Ghostcity

Eine begehbare Theaterinstallation.

Ein menschenleeres Vorstadtviertel. Die Hochhäuser, urbane Visionen der Vergangenheit, sind dem Zerfall preisgegeben. Hier wohnt niemand mehr. Vorsichtig durch- schreitet man die Winkel und Gassen dieser morbiden Tristesse. Da dringen leise Töne aus den Zimmern der verlassenen Häuser. Geräusche, die nicht verstummen wollen in ihrer ewigen Wiederholung. Der Betrachter ist mittendrin in dieser Geisterstadt. Die Geister zeigen sich nicht. Aber ihre Stimmen sprechen, flüstern, wispern aus den Wohnungen. Im Kopf des Voyeurs entspinnen sich Geschichten von Liebe, Hoffnung, Trauer…
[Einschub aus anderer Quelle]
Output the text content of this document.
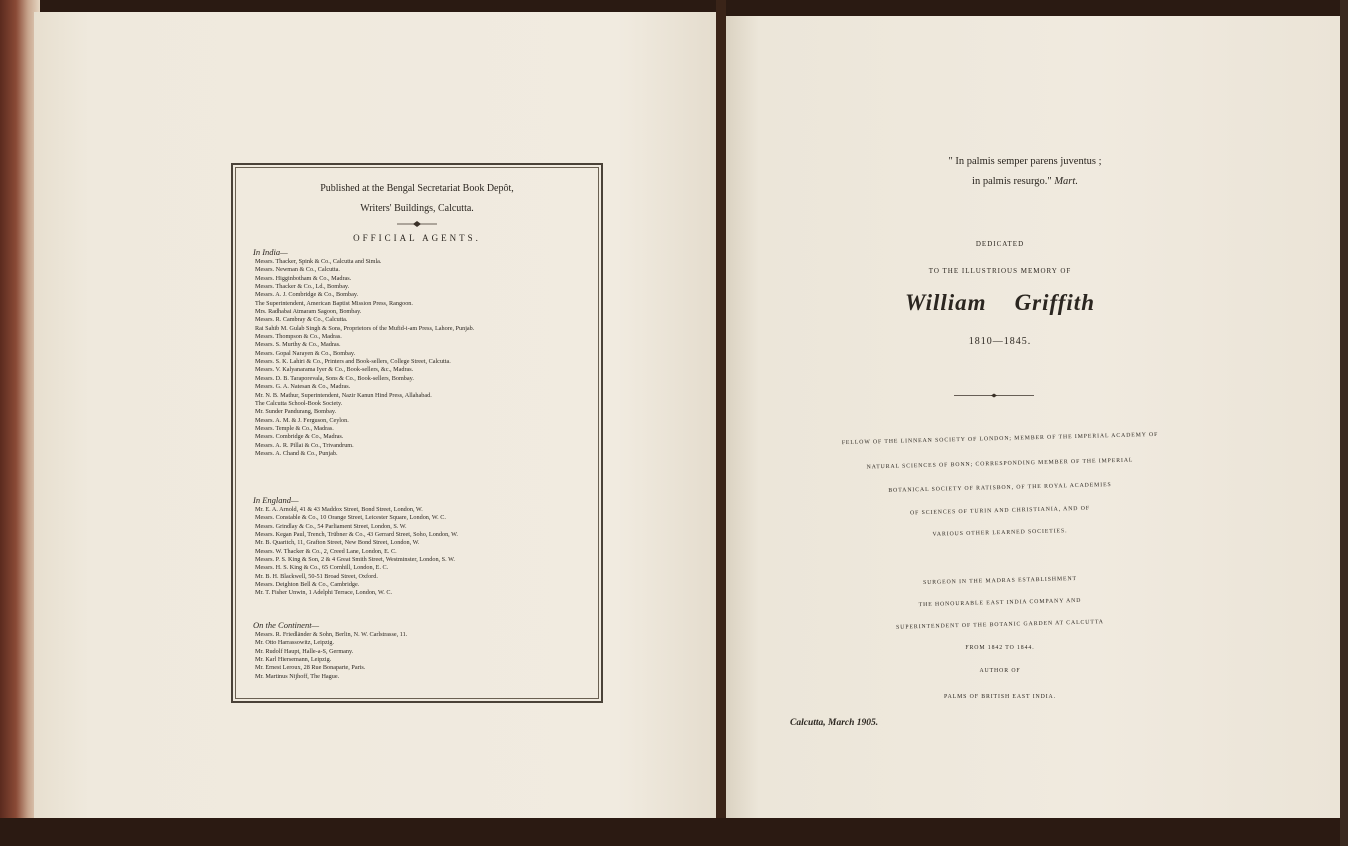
Published at the Bengal Secretariat Book Depôt,
Writers' Buildings, Calcutta.
OFFICIAL AGENTS.
In India—
Messrs. Thacker, Spink & Co., Calcutta and Simla.
Messrs. Newman & Co., Calcutta.
Messrs. Higginbotham & Co., Madras.
Messrs. Thacker & Co., Ld., Bombay.
Messrs. A. J. Combridge & Co., Bombay.
The Superintendent, American Baptist Mission Press, Rangoon.
Mrs. Radhabai Atmaram Sagoon, Bombay.
Messrs. R. Cambray & Co., Calcutta.
Rai Sahib M. Gulab Singh & Sons, Proprietors of the Mufid-i-am Press, Lahore, Punjab.
Messrs. Thompson & Co., Madras.
Messrs. S. Murthy & Co., Madras.
Messrs. Gopal Narayen & Co., Bombay.
Messrs. S. K. Lahiri & Co., Printers and Book-sellers, College Street, Calcutta.
Messrs. V. Kalyanarama Iyer & Co., Book-sellers, &c., Madras.
Messrs. D. B. Taraporevala, Sons & Co., Book-sellers, Bombay.
Messrs. G. A. Natesan & Co., Madras.
Mr. N. B. Mathur, Superintendent, Nazir Kanun Hind Press, Allahabad.
The Calcutta School-Book Society.
Mr. Sunder Pandurang, Bombay.
Messrs. A. M. & J. Ferguson, Ceylon.
Messrs. Temple & Co., Madras.
Messrs. Combridge & Co., Madras.
Messrs. A. R. Pillai & Co., Trivandrum.
Messrs. A. Chand & Co., Punjab.
In England—
Mr. E. A. Arnold, 41 & 43 Maddox Street, Bond Street, London, W.
Messrs. Constable & Co., 10 Orange Street, Leicester Square, London, W. C.
Messrs. Grindlay & Co., 54 Parliament Street, London, S. W.
Messrs. Kegan Paul, Trench, Trübner & Co., 43 Gerrard Street, Soho, London, W.
Mr. B. Quaritch, 11, Grafton Street, New Bond Street, London, W.
Messrs. W. Thacker & Co., 2, Creed Lane, London, E. C.
Messrs. P. S. King & Son, 2 & 4 Great Smith Street, Westminster, London, S. W.
Messrs. H. S. King & Co., 65 Cornhill, London, E. C.
Mr. B. H. Blackwell, 50-51 Broad Street, Oxford.
Messrs. Deighton Bell & Co., Cambridge.
Mr. T. Fisher Unwin, 1 Adelphi Terrace, London, W. C.
On the Continent—
Messrs. R. Friedländer & Sohn, Berlin, N. W. Carlstrasse, 11.
Mr. Otto Harrassowitz, Leipzig.
Mr. Rudolf Haupt, Halle-a-S, Germany.
Mr. Karl Hiersemann, Leipzig.
Mr. Ernest Leroux, 28 Rue Bonaparte, Paris.
Mr. Martinus Nijhoff, The Hague.
" In palmis semper parens juventus ;
in palmis resurgo." Mart.
DEDICATED
TO THE ILLUSTRIOUS MEMORY OF
William Griffith
1810—1845.
FELLOW OF THE LINNEAN SOCIETY OF LONDON; MEMBER OF THE IMPERIAL ACADEMY OF
NATURAL SCIENCES OF BONN; CORRESPONDING MEMBER OF THE IMPERIAL
BOTANICAL SOCIETY OF RATISBON, OF THE ROYAL ACADEMIES
OF SCIENCES OF TURIN AND CHRISTIANIA, AND OF
VARIOUS OTHER LEARNED SOCIETIES.
SURGEON IN THE MADRAS ESTABLISHMENT
THE HONOURABLE EAST INDIA COMPANY AND
SUPERINTENDENT OF THE BOTANIC GARDEN AT CALCUTTA
FROM 1842 TO 1844.
AUTHOR OF
PALMS OF BRITISH EAST INDIA.
Calcutta, March 1905.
Die grundlegende Idee der Ghostcity ist die Verbindung von bildnerischer Installation und theatraler Spielweise; ein begehbarer, übermenschengroßer Modellbau einer verlassenen Stadt, auf einer Fläche von 15 mal 15 Metern. Der Zuschauer betrachtet unterschiedliche Stillleben, die mit Geräuschen, Dialogen oder musikalischen Einsätzen kombiniert sind. Es ist ihm zunächst selbst überlassen, wie lange er die einzelnen Szenerien betrachten will. Dieses selbstständige Erkunden wechselt mit Phasen, in denen die Akteure den Fokus auf eine einzelne Szene richten. Die Gesamtdauer der Theaterinstallation beträgt 50 Minuten.

Idee, Konzept: Marius Kob
Akteure, Bühnenbild: Lena Kießling, Pauline Drünert, Marius Kob
Klangkomposition: Leo Hofmann
Oeil Extérieur: Nils Torpus
Produktionsassistenz: Anna Byland
Dauer: ca. 50 Minuten

http://www.ghostcity.eu

Presse:

GHOSTCITY – EINE HEIMSUCHUNG
Mit „Ghostcity“ hat der Figurentheaterspieler Marius Kob ein begehbares Modell einer trostlos verlassenen Trabantenstadt geschaffen. Wie geisterhafte Touristen wandeln die Betrachter durch diese Plattenbaulandschaft und suchen selbst nach einer Geschichte.

Von Sarah Leonor Müller (vom 2. September 2011 im Rahmen der Treibstoff-Festival Kritikerplattform)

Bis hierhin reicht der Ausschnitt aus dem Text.